Теребя костлявыми пальцами бахрому полушалка, старушка сказала:
— Ты ужо не препятствуй, раздай узелки, они с нашей уссурийской земелькой. Вот гляди!
Старушка быстро распорола один узелок. В белой тряпочке лежал крохотный, с горошину комочек земли.
— Сердце смелеет, когда ратник чует запах родной земли.
Ожогин взял узелки. Надел себе один из них на шею, сказал:
— Спасибо тебе, будь покойна, раздам.
Старушка просветлела, поклонилась и быстро засеменила по дороге.
— Поднялась Русь, за самое нутро народ зацепило, — пояснил Ожогин, не спуская глаз с удалявшейся старушки.

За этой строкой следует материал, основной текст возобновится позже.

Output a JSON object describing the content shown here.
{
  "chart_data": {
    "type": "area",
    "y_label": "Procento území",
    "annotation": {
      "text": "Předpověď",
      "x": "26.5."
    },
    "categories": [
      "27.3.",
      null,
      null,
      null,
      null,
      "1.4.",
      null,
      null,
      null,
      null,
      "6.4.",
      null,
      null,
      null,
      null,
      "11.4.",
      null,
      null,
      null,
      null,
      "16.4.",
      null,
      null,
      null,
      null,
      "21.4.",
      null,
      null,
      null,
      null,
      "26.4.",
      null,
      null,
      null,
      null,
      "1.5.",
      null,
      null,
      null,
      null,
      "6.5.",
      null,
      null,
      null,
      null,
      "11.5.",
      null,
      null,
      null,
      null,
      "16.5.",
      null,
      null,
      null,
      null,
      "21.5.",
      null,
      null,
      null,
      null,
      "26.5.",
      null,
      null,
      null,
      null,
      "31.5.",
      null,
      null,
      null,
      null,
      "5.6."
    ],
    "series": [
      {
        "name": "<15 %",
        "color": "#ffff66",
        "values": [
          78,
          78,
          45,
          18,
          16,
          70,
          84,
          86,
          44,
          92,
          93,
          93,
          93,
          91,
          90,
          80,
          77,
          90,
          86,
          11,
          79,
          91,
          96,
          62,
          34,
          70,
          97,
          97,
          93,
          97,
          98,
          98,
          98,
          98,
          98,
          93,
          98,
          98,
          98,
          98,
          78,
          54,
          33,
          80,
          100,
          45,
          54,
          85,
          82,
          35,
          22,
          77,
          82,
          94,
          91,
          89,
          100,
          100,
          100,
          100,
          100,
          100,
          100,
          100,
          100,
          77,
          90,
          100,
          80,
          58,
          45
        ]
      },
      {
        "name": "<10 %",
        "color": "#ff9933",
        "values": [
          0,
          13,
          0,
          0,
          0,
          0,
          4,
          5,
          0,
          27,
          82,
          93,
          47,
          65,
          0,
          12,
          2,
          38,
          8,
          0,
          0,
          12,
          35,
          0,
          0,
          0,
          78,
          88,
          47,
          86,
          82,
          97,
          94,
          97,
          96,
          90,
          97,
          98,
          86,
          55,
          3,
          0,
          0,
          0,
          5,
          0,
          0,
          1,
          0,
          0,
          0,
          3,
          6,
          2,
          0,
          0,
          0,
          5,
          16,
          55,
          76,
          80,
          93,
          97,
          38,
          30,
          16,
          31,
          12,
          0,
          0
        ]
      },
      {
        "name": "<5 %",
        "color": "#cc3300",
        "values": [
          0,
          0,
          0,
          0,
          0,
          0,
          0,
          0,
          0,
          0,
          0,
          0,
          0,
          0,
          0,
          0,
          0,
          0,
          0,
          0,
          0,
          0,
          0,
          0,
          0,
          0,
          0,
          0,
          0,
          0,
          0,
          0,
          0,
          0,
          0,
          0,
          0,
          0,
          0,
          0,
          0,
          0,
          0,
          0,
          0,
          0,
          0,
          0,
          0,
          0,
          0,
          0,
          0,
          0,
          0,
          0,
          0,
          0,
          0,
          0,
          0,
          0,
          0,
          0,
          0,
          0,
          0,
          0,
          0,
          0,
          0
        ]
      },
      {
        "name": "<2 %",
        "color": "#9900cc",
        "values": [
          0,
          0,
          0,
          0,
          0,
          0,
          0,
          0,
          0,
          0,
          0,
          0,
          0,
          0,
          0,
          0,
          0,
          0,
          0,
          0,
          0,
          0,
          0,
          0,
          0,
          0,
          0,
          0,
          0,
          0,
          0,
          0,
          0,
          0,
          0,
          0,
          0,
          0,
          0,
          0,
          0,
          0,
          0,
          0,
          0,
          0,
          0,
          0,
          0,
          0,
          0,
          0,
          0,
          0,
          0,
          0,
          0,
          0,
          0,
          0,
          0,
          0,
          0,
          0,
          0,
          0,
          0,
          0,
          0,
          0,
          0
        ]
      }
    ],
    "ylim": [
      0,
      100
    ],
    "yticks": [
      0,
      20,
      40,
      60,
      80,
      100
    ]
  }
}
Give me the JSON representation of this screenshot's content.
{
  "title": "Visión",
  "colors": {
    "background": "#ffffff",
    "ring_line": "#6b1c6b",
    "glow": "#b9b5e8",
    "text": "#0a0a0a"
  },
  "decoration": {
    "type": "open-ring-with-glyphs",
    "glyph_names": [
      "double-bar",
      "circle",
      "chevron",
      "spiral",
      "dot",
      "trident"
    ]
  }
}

Кони свернули с проселочной дороги, перешли вброд речушку. По Медвежьему логу пошаливал сквозной ветерок, стлал над некошеными травами дымы костров, нес аромат лаврового листа, поджаренного лука и черемши.
Буян вскинулся на дыбы, чуть не выкинув из седла всадника.
— Балуй, непутевый! — Ожогин потрепал конскую шею. Иноходец продолжал всхрапывать.
Сдерживая Буяна, старик приставил ладонь к бровям, оглядел местность.
У озерка паслась отара. К ней, поводя клыкастой мордой, подползал волк. Припадая к земле, он скрадывал отбившуюся от стада ярочку с ягненком.
— Обожди, военком! — крикнул Ожогин и ударил плетью Буяна.
Низко склонившись к конской шее, старик помчался к отаре. По-молодому избочась в седле, стал сечь плетью скалящегося зверя.
— Не подличай, варначина, не подличай! — азартно выкрикивал старик, с ожесточением полосуя зверя.
Дубровин залюбовался разгоревшимся лицом Ожогина.